Le 08/09/2010 14:02, Jeff Squyres a écrit :
> On Sep 3, 2010, at 3:38 PM, George Bosilca wrote:
>> However, going over the existing BTLs I can see that some BTLs do not correctly set this value:
>> BTL Bandwidth Auto-detect Status
>> Elan 2000 NO Correct
>> GM 250 NO Doubtful
>> MX 2000/10000 YES (Mbs) Correct (before the patch)
>> OFUD 800 NO Doubtful
>> OpenIB 2000/4000/8000 YES (Mbs) Correct (multiplied by the active_width)
>> Portals 1000 NO Doubtful
>> SCTP 100 NO Conservative value (correct)
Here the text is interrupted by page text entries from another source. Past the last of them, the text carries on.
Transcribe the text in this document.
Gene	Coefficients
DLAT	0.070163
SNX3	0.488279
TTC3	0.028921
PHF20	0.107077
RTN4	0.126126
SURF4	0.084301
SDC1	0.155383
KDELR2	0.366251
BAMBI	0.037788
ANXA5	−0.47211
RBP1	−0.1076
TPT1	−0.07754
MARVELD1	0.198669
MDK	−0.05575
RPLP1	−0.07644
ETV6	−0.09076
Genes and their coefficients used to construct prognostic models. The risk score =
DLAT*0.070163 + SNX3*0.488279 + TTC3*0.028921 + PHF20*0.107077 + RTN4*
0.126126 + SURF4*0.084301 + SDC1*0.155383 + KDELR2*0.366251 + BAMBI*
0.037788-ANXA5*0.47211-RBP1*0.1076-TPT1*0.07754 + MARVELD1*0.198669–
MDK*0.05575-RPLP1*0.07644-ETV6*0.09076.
>> Self 100 XXX Correct (doesn't matter anyway)
>> SM 9000 NO Correct
>> TCP 100 NO Conservative value (correct)
>> UDAPL 225 NO Incorrect
> Now that that patch has been rolled back out, did we come to conclusion here?
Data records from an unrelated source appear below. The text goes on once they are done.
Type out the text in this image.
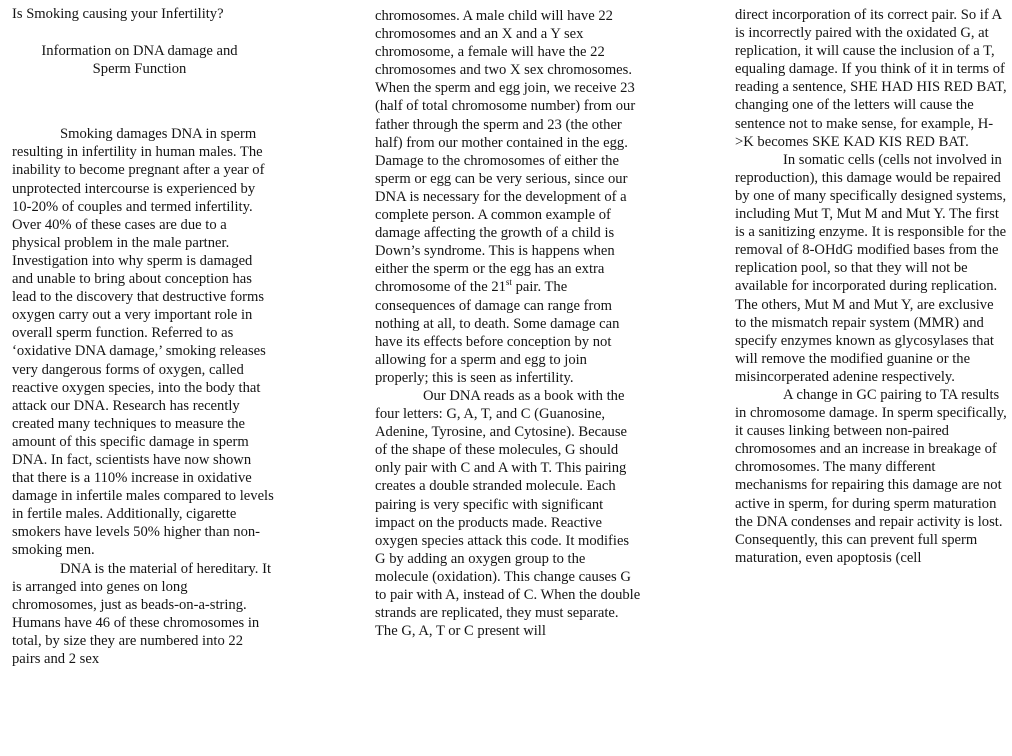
Is Smoking causing your Infertility?

Information on DNA damage and
Sperm Function

Smoking damages DNA in sperm resulting in infertility in human males. The inability to become pregnant after a year of unprotected intercourse is experienced by 10-20% of couples and termed infertility. Over 40% of these cases are due to a physical problem in the male partner. Investigation into why sperm is damaged and unable to bring about conception has lead to the discovery that destructive forms oxygen carry out a very important role in overall sperm function. Referred to as ‘oxidative DNA damage,’ smoking releases very dangerous forms of oxygen, called reactive oxygen species, into the body that attack our DNA. Research has recently created many techniques to measure the amount of this specific damage in sperm DNA. In fact, scientists have now shown that there is a 110% increase in oxidative damage in infertile males compared to levels in fertile males. Additionally, cigarette smokers have levels 50% higher than non-smoking men.

DNA is the material of hereditary. It is arranged into genes on long chromosomes, just as beads-on-a-string. Humans have 46 of these chromosomes in total, by size they are numbered into 22 pairs and 2 sex

chromosomes. A male child will have 22 chromosomes and an X and a Y sex chromosome, a female will have the 22 chromosomes and two X sex chromosomes. When the sperm and egg join, we receive 23 (half of total chromosome number) from our father through the sperm and 23 (the other half) from our mother contained in the egg. Damage to the chromosomes of either the sperm or egg can be very serious, since our DNA is necessary for the development of a complete person. A common example of damage affecting the growth of a child is Down’s syndrome. This is happens when either the sperm or the egg has an extra chromosome of the 21st pair. The consequences of damage can range from nothing at all, to death. Some damage can have its effects before conception by not allowing for a sperm and egg to join properly; this is seen as infertility.

Our DNA reads as a book with the four letters: G, A, T, and C (Guanosine, Adenine, Tyrosine, and Cytosine). Because of the shape of these molecules, G should only pair with C and A with T. This pairing creates a double stranded molecule. Each pairing is very specific with significant impact on the products made. Reactive oxygen species attack this code. It modifies G by adding an oxygen group to the molecule (oxidation). This change causes G to pair with A, instead of C. When the double strands are replicated, they must separate. The G, A, T or C present will

direct incorporation of its correct pair. So if A is incorrectly paired with the oxidated G, at replication, it will cause the inclusion of a T, equaling damage. If you think of it in terms of reading a sentence, SHE HAD HIS RED BAT, changing one of the letters will cause the sentence not to make sense, for example, H- >K becomes SKE KAD KIS RED BAT.

In somatic cells (cells not involved in reproduction), this damage would be repaired by one of many specifically designed systems, including Mut T, Mut M and Mut Y. The first is a sanitizing enzyme. It is responsible for the removal of 8-OHdG modified bases from the replication pool, so that they will not be available for incorporated during replication. The others, Mut M and Mut Y, are exclusive to the mismatch repair system (MMR) and specify enzymes known as glycosylases that will remove the modified guanine or the misincorperated adenine respectively.

A change in GC pairing to TA results in chromosome damage. In sperm specifically, it causes linking between non-paired chromosomes and an increase in breakage of chromosomes. The many different mechanisms for repairing this damage are not active in sperm, for during sperm maturation the DNA condenses and repair activity is lost. Consequently, this can prevent full sperm maturation, even apoptosis (cell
> - OFUD: why do we still even have this?
> - Portals: does it matter if it gets it wrong? No one will ever multi-rail with it.
> - TCP: we can add auto-detect code for this (But doesn't have to be right away -- i.e., don't make 1.5.0 wait for it).
> - UDAPL: I don't think anyone will multi-rail udapl with anything.
> Was the *real* problem that Brice's OpenFabrics bandwidth was auto-detected incorrectly somehow?
The first problem came from IB not autodetecting at all by default and
using 800Mbit/s instead. When forcing autodetect with mca parameters,
the bandwidth are not perfect but not too bad. When forcing IB manually
to the right bandwidth value, I can tweak things as needed.